Chronique

Jon Boutellier

On Both Sides of the Atlantic !

Jon Boutellier (ts), Jean-Paul Estiévenart (tp), Alexander Claffy (b), Kyle Poole (dm)

Label / Distribution : Gaya Music

À peine 31 ans, et ce saxophoniste ténor, co-leader de l’Amazing Keystone Big Band, a le culot de vouloir se tenir entre les deux rives de l’Atlantique ! Loin de lancer une bouteille à la mer ou de construire un pont par-dessus quelques eaux troubles, il relie les langages de ses maîtres soufflants d’outre-Océan avec quelques évanescences européennes bien senties, en particulier sur quelques codas.

« Play your own thing », avait dit un maître américain aux Européens.
C’est bien ce que font Jon Boutellier et ses acolytes à partir d’une sélection subjective assumée de pépites trop peu usitées de l’histoire du jazz. Ainsi de la réitération des « pré-coltranismes » de Paul Gonçalves sur « Blue Rose » de Duke Ellington. Ou du détricotage en règle de « Nice & Nasty » du trompettiste chef d’orchestre Thad Jones, dont il maîtrise le répertoire sur le bout des doigts (bien que les doigts n’aient pas d’oreilles - or lui, il en a, des oreilles), ce qui lui permet de restituer la substantifique moelle du morceau qui fut écrit à l’origine pour un répertoire de big band, dans toutes ses sinuosités. Et le big c’est son truc. A part qu’ici son big est d’abord un trio. Sans piano. « Chordless ». La plupart des plages ne manqueront pas d’évoquer la « Freedom Suite » de Sonny Rollins, formule réitérée et approfondie par le contrebassiste d’origine provençale : Clovis Nicolas, établi à New-York, un autre pont entre les deux rives océanes. De là à parler d’un « courant »…transocéanique ?

Quand le groupe joue « 1974 Blues » du trop souvent dédaigné Eddie Harris, ce funk à la rythmique impaire acquiert les contours d’un hymne au désir, avec une batterie jouissive à souhait (terrible Kyle Poole) et une contrebasse volcanique (Alexander Claffy, excellent). Mais que fallait-il attendre d’autre d’un disque qui revendique la couleur dès son entame avec « Black », un monument ignoré du hard-bop, du pianiste Cedar Walton ? Là, le dialogue du saxophoniste avec le trompettiste Jean-Paul Estiévenart rend d’autant plus hommage au compositeur qu’il n’y a pas de piano : beau paradoxe, qui permet de raviver les vents des Jazz Messengers à l’époque où Walton écrivait pour Wayne Shorter et Freddie Hubbard.

Pourtant, du piano, il y en a sur cet album. Et quel pianiste ! La présence du vénérable Kirk Lightsey, dont la main gauche ouvre des horizons rythmiques et harmoniques sans pareils, sur les trois titres où il est présent, confère au projet de Boutellier la saveur des meilleurs nectars.
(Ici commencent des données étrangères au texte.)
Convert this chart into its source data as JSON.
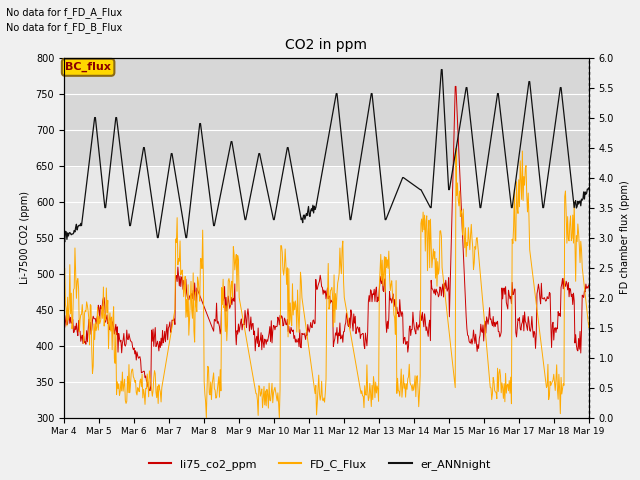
{
  "title": "CO2 in ppm",
  "ylabel_left": "Li-7500 CO2 (ppm)",
  "ylabel_right": "FD chamber flux (ppm)",
  "ylim_left": [
    300,
    800
  ],
  "ylim_right": [
    0.0,
    6.0
  ],
  "yticks_left": [
    300,
    350,
    400,
    450,
    500,
    550,
    600,
    650,
    700,
    750,
    800
  ],
  "yticks_right": [
    0.0,
    0.5,
    1.0,
    1.5,
    2.0,
    2.5,
    3.0,
    3.5,
    4.0,
    4.5,
    5.0,
    5.5,
    6.0
  ],
  "xtick_labels": [
    "Mar 4",
    "Mar 5",
    "Mar 6",
    "Mar 7",
    "Mar 8",
    "Mar 9",
    "Mar 10",
    "Mar 11",
    "Mar 12",
    "Mar 13",
    "Mar 14",
    "Mar 15",
    "Mar 16",
    "Mar 17",
    "Mar 18",
    "Mar 19"
  ],
  "annotation1": "No data for f_FD_A_Flux",
  "annotation2": "No data for f_FD_B_Flux",
  "bc_flux_label": "BC_flux",
  "legend_labels": [
    "li75_co2_ppm",
    "FD_C_Flux",
    "er_ANNnight"
  ],
  "line_colors": [
    "#cc0000",
    "#ffaa00",
    "#111111"
  ],
  "background_color": "#f0f0f0",
  "plot_bg_color": "#e8e8e8",
  "n_points": 720
}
Sa première intervention sur « Maybe September » est un délice à déguster en ces temps de rentrée. D’évidence, ce grand ancien âgé de 82 ans est en verve, menant la danse sur le dernier titre : « Blues on the Corner » de McCoy Tyner. Il chambre ses jeunes partenaires avec bienveillance, les pousse dans leurs retranchements, et eux-mêmes lui rendent la pareille dans une forme musicale dont l’évidence le dispute à l’élégance. Belle conversation impromptue, au détour de quelque rue du ghetto.

Car ce disque suinte par tous les pores les promesses d’émancipation du jazz. Notamment celle du désir. Sans négliger une part d’érotisme assumé tant par la présence féline de la fabuleuse chanteuse Célia Kameni, qui assurait la voix d’Ella sur l’hommage que lui a rendu l’Amazing Keystone, que par le jeu sensuel du leader au détour d’un bon vieux « Yesterdays » où le saxophone ténor retrouve les intonations libidineuses de Billie Holiday - l’enregistrement de ce thème provient d’un bœuf en studio. Méchant grain de l’instrument sur son unique composition : « Quiet Times », qui relève certes d’une grande maturité mais garde une joyeuse part enfantine tout en incitant à la débauche. Quant au graphisme de la jaquette, il transpose élégamment l’univers visuel des meilleurs albums des sixties avec un je-ne-sais-quoi de gamin canaille.

Jon Boutellier nous fait saliver avec certains des meilleurs crus du jazz. Ils sont peu connus ? Qu’importe, pourvu qu’on ait l’ivresse.